Diese Zahlen werden über Wikipedia abrufbar sein und dort in wenigen Jahren zu einem statistischen Hintergrundrauschen abflauen. Eine gewisse Müdigkeit in der Diskussion ist schon jetzt spürbar.
Das Virus sichern
Das Sars-CoV-2-Virus sollte man sicher einlagern, damit es nicht das gleiche Schicksal erleidet wie das H1N1-Influenzavirus der Spanischen Grippe. Das Virus war jahrzehntelang verschwunden, konnte aber 80 Jahre später aus dem Körper einer in ewigem Eis begrabenen Toten isoliert und im Labor wiederbelebt werden.
Mögliche Verläufe
Die Corona-Krise wird dann enden, wenn Covid-19-Impfstoffe zur Verfügung stehen. Da die Finanzmärkte „Diskontiermonster“ sind, werden die Märkte bereits dann positiv beeinflusst, wenn in den kommenden Wochen Impftests an Menschen positiv verlaufen würde und eine entsprechende Zulassung wahrscheinlich wäre. Erste Tests an Menschen werden bereits durchgeführt. Erfolgversprechend könnte ein Tuberkulose-Impfstoff des Max-Planck-Instituts sein. Auch sind Behandlungen mit speziell entwickelten Antikörpern auf einem guten Weg, bereits im Sommer als Zwischenlösung zur Verfügung zu stehen.

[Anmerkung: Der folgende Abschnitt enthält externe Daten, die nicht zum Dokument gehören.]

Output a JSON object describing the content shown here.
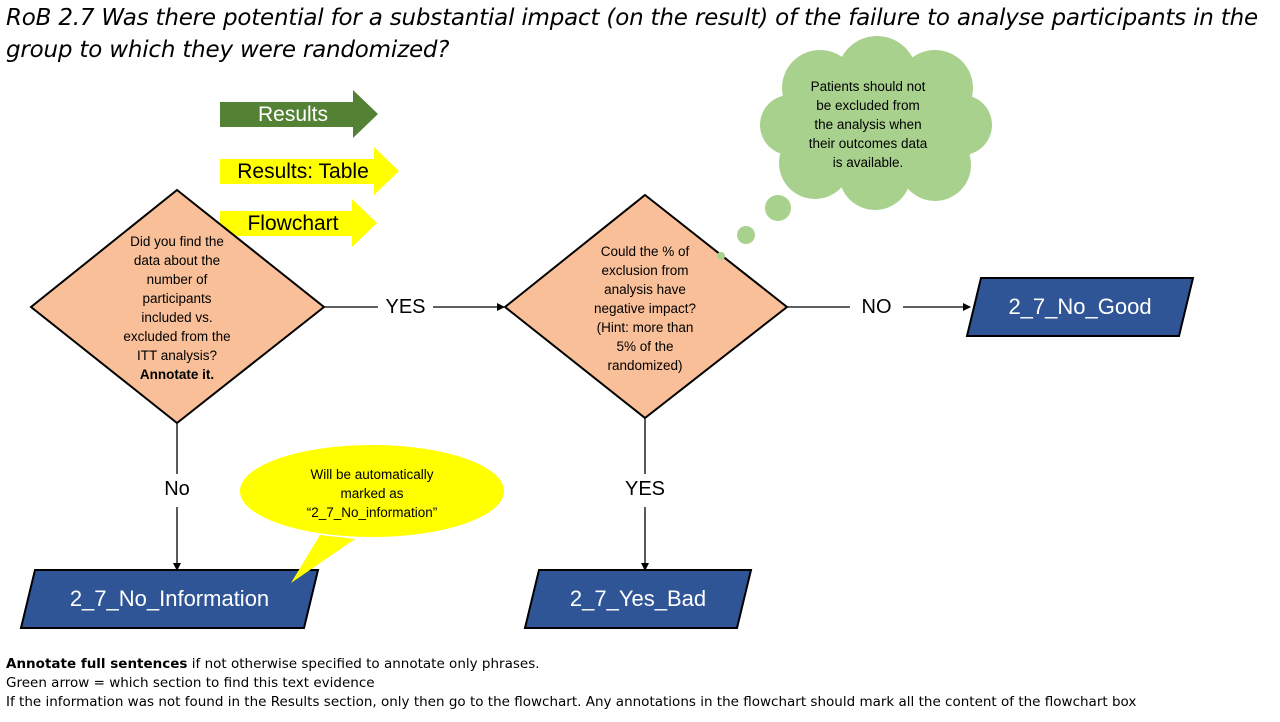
{
  "title": "RoB 2.7 Was there potential for a substantial impact (on the result) of the failure to analyse participants in the group to which they were randomized?",
  "section_arrows": {
    "results": "Results",
    "results_table": "Results: Table",
    "flowchart": "Flowchart"
  },
  "decision1": {
    "lines": [
      "Did you find the",
      "data about the",
      "number of",
      "participants",
      "included vs.",
      "excluded from the",
      "ITT analysis?"
    ],
    "emphasis": "Annotate it."
  },
  "decision2": {
    "lines": [
      "Could the % of",
      "exclusion from",
      "analysis have",
      "negative impact?",
      "(Hint: more than",
      "5% of the",
      "randomized)"
    ]
  },
  "edges": {
    "d1_yes": "YES",
    "d1_no": "No",
    "d2_no": "NO",
    "d2_yes": "YES"
  },
  "terminals": {
    "no_good": "2_7_No_Good",
    "no_information": "2_7_No_Information",
    "yes_bad": "2_7_Yes_Bad"
  },
  "callouts": {
    "thought_cloud": [
      "Patients should not",
      "be excluded from",
      "the analysis when",
      "their outcomes data",
      "is available."
    ],
    "speech_bubble": [
      "Will be automatically",
      "marked as",
      "“2_7_No_information”"
    ]
  },
  "notes": {
    "line1_bold": "Annotate full sentences",
    "line1_rest": " if not otherwise specified to annotate only phrases.",
    "line2": "Green arrow = which section to find this text evidence",
    "line3": "If the information was not found in the Results section, only then go to the flowchart. Any annotations in the flowchart should mark all the content of the flowchart box"
  },
  "colors": {
    "green_arrow": "#548235",
    "yellow": "#ffff00",
    "decision_fill": "#f8bf98",
    "terminal_fill": "#2f5597",
    "cloud_fill": "#a9d18e"
  }
}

Der übliche Verlauf eines Wahljahres könnte eine solche Entwicklung reflektieren (folgender Chart).
Die Impfstoff-Nachrichtenlage würde sich ab dem Frühsommer sukzessive verbessern. Erste Dosen könnten im Spätsommer einsatzbereit sein. Die Zuversicht der Gesellschaft würde zurückkehren, die Wirtschaft würde anspringen, die Airlines würden wieder vermehrt abheben und die Urlaubssaison würde vorsichtig tastend beginnen. Eine mögliche zweite Covid-19-Welle würde unterdrückt werden.
Die Unsicherheiten dieses Pfades sind enorm. Aber anders als zur Zeit der Pandemie von 1918 („Spanische Grippe“) existieren Behandlungsmöglichkeiten in Form von Beatmungsgeräten und vorerst noch experimentellen Medikamenten. Damals wurde die erste Welle wurde so gut wie nicht bemerkt. Die zweite Welle kam unangemeldet und mit Wucht. Sie traf auf eine durch Krieg und Hunger geschwächte Menschheit.
Wie anders ist das heute. Bereits die erste Welle verursachte einen weltweiten Lockdown. Die Forscher identifizierten im Januar die Gensequenz von SARS-Cov-2, ein Heer von Forschern entwickelt schnell wie nie zuvor unterschiedliche Impf- und Behandlungsansätze. Die Menschheit wäre auf eine zweite Welle gut vorbereitet.
Sollten die Entwicklungsansätze allesamt scheitern, dann können wir uns ein Verlaufsmuster wie den Durchschnittsverlauf der auf der Zahl „0“ endenden Jahre im Dekadenzyklus vorstellen.
Tiefpunkte könnten sich Ende Juni und Ende September ergeben. Einem solchen Szenario, in dem die Behandlungs- und Impfstoffentwicklung spürbar nicht vorankommt und die zweite Jahreshälfte deshalb enttäuschend verlaufen wird, billigen wir eine geringere Wahrscheinlichkeit zu. Wahrscheinlicher erscheint uns eine positive Entwicklung im Sinne des zuerst beschriebenen Szenarios (Verlauf Wahljahre).
Unterstützt wird unsere Annahme durch den Umstand, dass die weltweite Industrierezession bereits seit Anfang 2018 im Gange ist. Die Corona-Krise könnte deshalb eher den Beginn des Endes dieser Rezession eingeläutet haben, als dass sie einen Startpunkt für eine völlig neue Rezession darstellt.